La Déclaration de Santiago, la mobilisation pour un avenir public, le seul qui pourra soutenir le buen vivir

La Conférence de Santiago est allée plus loin. En effet, le projet de Déclaration de Santiago, rédigée par de nombreuses mains sur base des centaines de voix de différentes couleurs et nuances entendues, a été l'occasion pour mettre à jour ces concepts à la lumière des apports des participants du Sud global. Un avenir public signifie en effet qu'il faut veiller à ce que tout ce qui est essentiel à une vie digne échappe au contrôle privé et soit placé sous des formes décoloniales de contrôle collectif, transparent et démocratique. Dans certains contextes, cela signifie des interventions locales, régionales et/ou nationales décisives de la part de l'État. Dans d'autres contextes, cela signifie renforcer les organisations populaires, y compris les syndicats, et étendre les espaces d'autonomie, les biens communs, le contrôle collectif et communautaire des ressources.
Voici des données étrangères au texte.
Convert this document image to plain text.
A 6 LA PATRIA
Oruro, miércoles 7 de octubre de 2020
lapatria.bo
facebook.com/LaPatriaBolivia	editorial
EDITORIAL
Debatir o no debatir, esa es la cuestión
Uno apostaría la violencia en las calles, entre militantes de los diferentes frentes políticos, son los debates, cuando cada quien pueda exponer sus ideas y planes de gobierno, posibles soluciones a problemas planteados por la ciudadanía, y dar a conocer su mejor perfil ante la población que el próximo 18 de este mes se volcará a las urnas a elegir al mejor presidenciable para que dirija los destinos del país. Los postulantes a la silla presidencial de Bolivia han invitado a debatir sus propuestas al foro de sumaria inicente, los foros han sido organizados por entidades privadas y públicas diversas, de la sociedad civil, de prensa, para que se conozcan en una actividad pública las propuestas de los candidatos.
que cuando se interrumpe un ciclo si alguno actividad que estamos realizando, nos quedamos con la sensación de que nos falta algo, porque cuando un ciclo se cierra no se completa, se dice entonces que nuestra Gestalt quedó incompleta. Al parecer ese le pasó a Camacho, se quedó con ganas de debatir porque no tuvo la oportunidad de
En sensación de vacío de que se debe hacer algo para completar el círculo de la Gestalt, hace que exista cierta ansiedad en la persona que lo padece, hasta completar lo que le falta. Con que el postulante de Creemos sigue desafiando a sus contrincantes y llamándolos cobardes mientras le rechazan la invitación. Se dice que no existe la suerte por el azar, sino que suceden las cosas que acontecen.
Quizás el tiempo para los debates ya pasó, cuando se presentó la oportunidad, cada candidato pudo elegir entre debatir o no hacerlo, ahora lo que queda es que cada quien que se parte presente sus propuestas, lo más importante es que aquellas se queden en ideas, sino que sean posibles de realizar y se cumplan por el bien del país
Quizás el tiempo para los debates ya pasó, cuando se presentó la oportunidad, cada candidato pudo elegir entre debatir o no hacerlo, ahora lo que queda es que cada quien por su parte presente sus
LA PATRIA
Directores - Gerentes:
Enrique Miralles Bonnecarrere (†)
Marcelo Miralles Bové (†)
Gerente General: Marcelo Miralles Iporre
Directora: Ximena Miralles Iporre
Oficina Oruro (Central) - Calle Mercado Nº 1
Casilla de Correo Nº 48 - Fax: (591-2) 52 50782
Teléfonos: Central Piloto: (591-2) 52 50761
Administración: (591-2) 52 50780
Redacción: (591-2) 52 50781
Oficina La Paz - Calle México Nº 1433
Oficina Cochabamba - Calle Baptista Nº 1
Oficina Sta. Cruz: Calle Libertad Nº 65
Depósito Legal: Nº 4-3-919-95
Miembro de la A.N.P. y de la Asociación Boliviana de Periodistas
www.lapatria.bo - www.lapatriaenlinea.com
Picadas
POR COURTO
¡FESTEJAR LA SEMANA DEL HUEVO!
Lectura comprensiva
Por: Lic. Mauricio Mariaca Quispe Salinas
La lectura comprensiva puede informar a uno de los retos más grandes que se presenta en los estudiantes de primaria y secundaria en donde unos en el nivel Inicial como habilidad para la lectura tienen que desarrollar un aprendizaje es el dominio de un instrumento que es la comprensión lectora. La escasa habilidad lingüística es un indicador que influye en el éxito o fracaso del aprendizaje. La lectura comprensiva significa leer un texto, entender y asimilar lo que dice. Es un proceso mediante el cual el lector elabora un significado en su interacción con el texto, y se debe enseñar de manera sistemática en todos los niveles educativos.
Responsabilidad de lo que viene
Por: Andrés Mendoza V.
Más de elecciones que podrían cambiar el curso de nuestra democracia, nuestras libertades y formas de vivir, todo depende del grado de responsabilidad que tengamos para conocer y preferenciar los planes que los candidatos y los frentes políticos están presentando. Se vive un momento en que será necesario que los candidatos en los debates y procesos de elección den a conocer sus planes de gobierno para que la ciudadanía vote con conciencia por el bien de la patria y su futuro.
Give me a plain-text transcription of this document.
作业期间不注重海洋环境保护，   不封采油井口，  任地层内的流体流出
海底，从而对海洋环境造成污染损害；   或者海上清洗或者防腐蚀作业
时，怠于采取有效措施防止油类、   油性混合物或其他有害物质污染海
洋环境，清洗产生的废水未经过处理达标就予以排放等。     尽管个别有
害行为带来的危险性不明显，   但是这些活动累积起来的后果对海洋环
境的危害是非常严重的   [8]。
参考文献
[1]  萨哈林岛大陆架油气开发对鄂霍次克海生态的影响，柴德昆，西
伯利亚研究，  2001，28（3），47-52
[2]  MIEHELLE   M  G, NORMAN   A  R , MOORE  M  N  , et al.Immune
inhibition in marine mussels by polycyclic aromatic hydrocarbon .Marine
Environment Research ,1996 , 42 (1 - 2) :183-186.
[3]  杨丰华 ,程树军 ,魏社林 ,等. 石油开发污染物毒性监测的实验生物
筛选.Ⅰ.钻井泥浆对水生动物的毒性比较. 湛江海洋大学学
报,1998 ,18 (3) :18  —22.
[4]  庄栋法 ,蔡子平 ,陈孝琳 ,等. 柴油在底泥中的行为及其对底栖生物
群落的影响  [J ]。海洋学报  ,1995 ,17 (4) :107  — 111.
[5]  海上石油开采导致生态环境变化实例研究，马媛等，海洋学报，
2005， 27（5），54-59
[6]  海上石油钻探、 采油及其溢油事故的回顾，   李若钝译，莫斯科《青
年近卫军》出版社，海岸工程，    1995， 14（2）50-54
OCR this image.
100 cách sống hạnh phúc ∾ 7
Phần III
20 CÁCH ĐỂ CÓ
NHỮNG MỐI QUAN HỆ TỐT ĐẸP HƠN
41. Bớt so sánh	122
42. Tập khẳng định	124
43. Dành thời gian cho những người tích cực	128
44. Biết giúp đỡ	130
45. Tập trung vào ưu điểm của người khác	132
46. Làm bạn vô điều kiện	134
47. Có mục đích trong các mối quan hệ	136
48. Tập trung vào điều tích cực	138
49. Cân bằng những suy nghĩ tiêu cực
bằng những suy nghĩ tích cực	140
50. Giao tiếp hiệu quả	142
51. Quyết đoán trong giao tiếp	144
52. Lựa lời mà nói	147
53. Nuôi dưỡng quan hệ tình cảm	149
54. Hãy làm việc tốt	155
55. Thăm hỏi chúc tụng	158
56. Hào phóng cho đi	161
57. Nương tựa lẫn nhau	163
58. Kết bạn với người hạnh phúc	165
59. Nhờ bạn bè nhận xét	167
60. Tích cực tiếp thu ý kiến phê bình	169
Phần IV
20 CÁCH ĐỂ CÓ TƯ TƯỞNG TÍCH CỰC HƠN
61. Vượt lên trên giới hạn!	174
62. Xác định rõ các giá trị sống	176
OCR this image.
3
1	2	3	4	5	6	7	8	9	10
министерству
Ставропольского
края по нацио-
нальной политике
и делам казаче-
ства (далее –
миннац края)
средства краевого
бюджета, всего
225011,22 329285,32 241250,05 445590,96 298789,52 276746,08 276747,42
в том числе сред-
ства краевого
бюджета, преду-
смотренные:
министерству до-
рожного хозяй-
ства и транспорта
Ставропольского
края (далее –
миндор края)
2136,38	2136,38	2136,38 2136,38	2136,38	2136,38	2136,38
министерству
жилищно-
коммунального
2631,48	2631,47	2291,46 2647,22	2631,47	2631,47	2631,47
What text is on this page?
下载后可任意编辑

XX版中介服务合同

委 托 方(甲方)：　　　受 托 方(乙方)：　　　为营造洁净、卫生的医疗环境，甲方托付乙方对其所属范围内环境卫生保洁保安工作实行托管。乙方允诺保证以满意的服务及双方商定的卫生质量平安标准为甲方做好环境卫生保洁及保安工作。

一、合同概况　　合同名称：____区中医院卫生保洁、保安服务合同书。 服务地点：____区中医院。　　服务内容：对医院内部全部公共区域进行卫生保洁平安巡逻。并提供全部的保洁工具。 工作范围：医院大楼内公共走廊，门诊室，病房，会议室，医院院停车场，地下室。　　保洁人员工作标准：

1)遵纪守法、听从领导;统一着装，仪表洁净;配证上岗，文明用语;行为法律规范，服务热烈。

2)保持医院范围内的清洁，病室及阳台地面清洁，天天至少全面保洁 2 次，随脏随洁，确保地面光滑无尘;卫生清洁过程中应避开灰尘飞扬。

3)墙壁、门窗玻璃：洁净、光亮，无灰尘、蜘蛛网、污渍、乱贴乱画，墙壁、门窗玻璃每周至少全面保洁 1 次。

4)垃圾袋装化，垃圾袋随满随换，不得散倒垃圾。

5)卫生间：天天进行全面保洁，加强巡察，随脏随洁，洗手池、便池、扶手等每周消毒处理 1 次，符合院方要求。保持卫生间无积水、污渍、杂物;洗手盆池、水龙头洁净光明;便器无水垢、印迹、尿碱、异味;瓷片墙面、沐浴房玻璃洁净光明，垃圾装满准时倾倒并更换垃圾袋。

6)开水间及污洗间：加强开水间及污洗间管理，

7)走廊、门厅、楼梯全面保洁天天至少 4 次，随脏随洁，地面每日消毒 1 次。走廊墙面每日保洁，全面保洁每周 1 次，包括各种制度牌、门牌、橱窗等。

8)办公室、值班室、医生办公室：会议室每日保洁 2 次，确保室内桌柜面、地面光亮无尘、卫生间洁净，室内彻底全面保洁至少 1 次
Donc, les partenariats public-public ou public-communautaire sont appréciés, en même temps qu'est affirmée la résistance forte aux partenariats public-privé qui ne servent qu'à extraire des ressources du public pour des intérêts privés.

La rencontre est devenue une occasion de voir et d'écouter ceux qui ne partagent pas les mêmes réalités, afin de trouver les similitudes qui permettent de marcher ensemble vers un avenir public. Ensemble, contre la marginalisation et la stigmatisation, en défendant tout le monde, sans oublier les travailleurs handicapés, toutes les orientations sexuelles et l'identité de genre.

Certainement qu’il y a encore du travail à faire, ce qui a été lié ne doit pas être lâché et ce qui a été avancé ne peut pas être repris et comme l'ont affirmé les participants, il est clair que "lorsque nous nous unissons et luttons ensemble, nous gagnons".